Currently, all deregulated utility markets buy and sell power from a relatively small set of large power plants on the transmission system. This system worked great before the proliferation of large amounts of distributed energy resources (DERs). However, with large amounts of DERs (specifically rooftop solar), there is a push to allow market access to resources on the distribution system. The current wholesale market topology works with only a few large power plants, and markets use a central authority to oversee and process transactions. Blockchain may enable the processing of large amounts of transactions on distribution networks without a central authority.
Peer-to-peer energy transactions are very closely related to wholesale distribution markets in that they both have to do with changing the way distributed energy resources buy and sell power. One could make the case that peer-to-peer energy transactions could either replace wholesale markets or provide the underlying topology to create a new type of retail market.
Power Purchase Agreements (Smart Contracts)
For utilities and consumers that don’t produce their own power, they can either purchase power through a wholesale market (see above) or through a bilateral contract called a power purchase agreement (PPA). PPAs are becoming more and more common with the growing demand for renewable energy. Companies and local governments are interested in purchasing clean energy directly from the source in order to incentivize power that isn’t competitive in the market and to meet emission reduction goals or targets.

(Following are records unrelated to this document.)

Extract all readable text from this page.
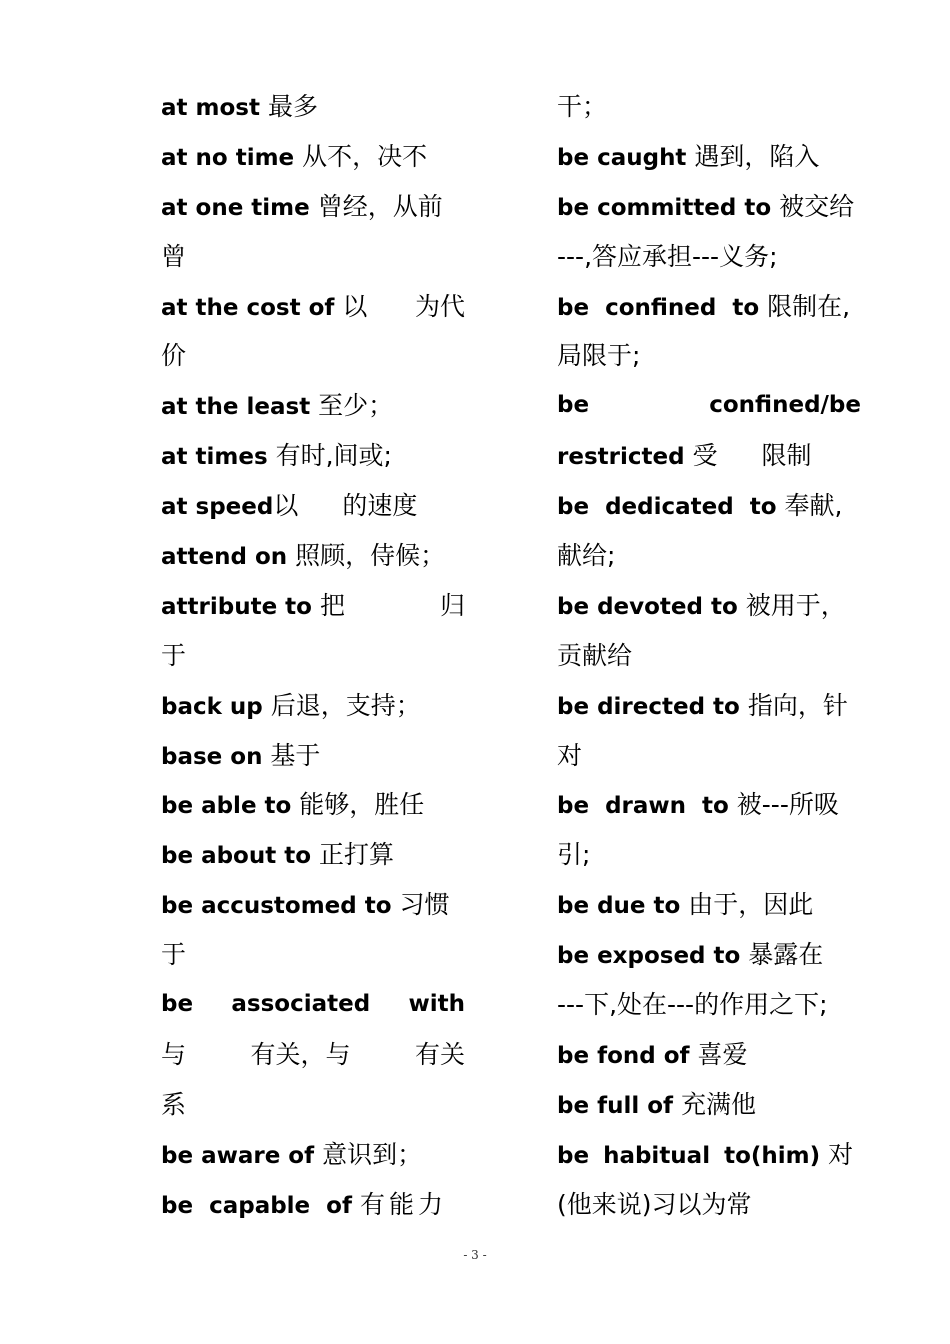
at most 最多
at no time 从不，决不
at one time 曾经，从前
曾
at the cost of 以 为代
价
at the least 至少；
at times 有时,间或;
at speed以 的速度
attend on 照顾，侍候；
attribute to 把	归
于
back up 后退，支持；
base on 基于
be able to 能够，胜任
be about to 正打算
be accustomed to 习惯
于
be associated with
与	有关，与	有关
系
be aware of 意识到；
be capable of 有能力
干；
be caught 遇到，陷入
be committed to 被交给
---,答应承担---义务;
be confined to 限制在,
局限于;
be	confined/be
restricted 受 限制
be dedicated to 奉献,
献给;
be devoted to 被用于，
贡献给
be directed to 指向，针
对
be drawn to 被---所吸
引;
be due to 由于，因此
be exposed to 暴露在
---下,处在---的作用之下;
be fond of 喜爱
be full of 充满他
be habitual to(him) 对
(他来说)习以为常
- 3 -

Power purchase agreements are essentially just a contract that represents the financial sale and purchase of energy. Because of the physical properties of electricity, PPAs do not represent the direct physical transfer of energy from seller to buyer. Therefore, some companies are working to use blockchain to simplify and streamline these contracts. WePower (WPR) is one example of a company using blockchain to create a renewable energy PPA platform.
It seems to me that there is a lot of overlap in the proposed use-cases for blockchain in the energy sector. Most companies are working to leverage blockchain to improve the way power is bought and sold. That might mean creating new marketplaces, allowing more dynamic pricing of energy, or streamlining power contracts.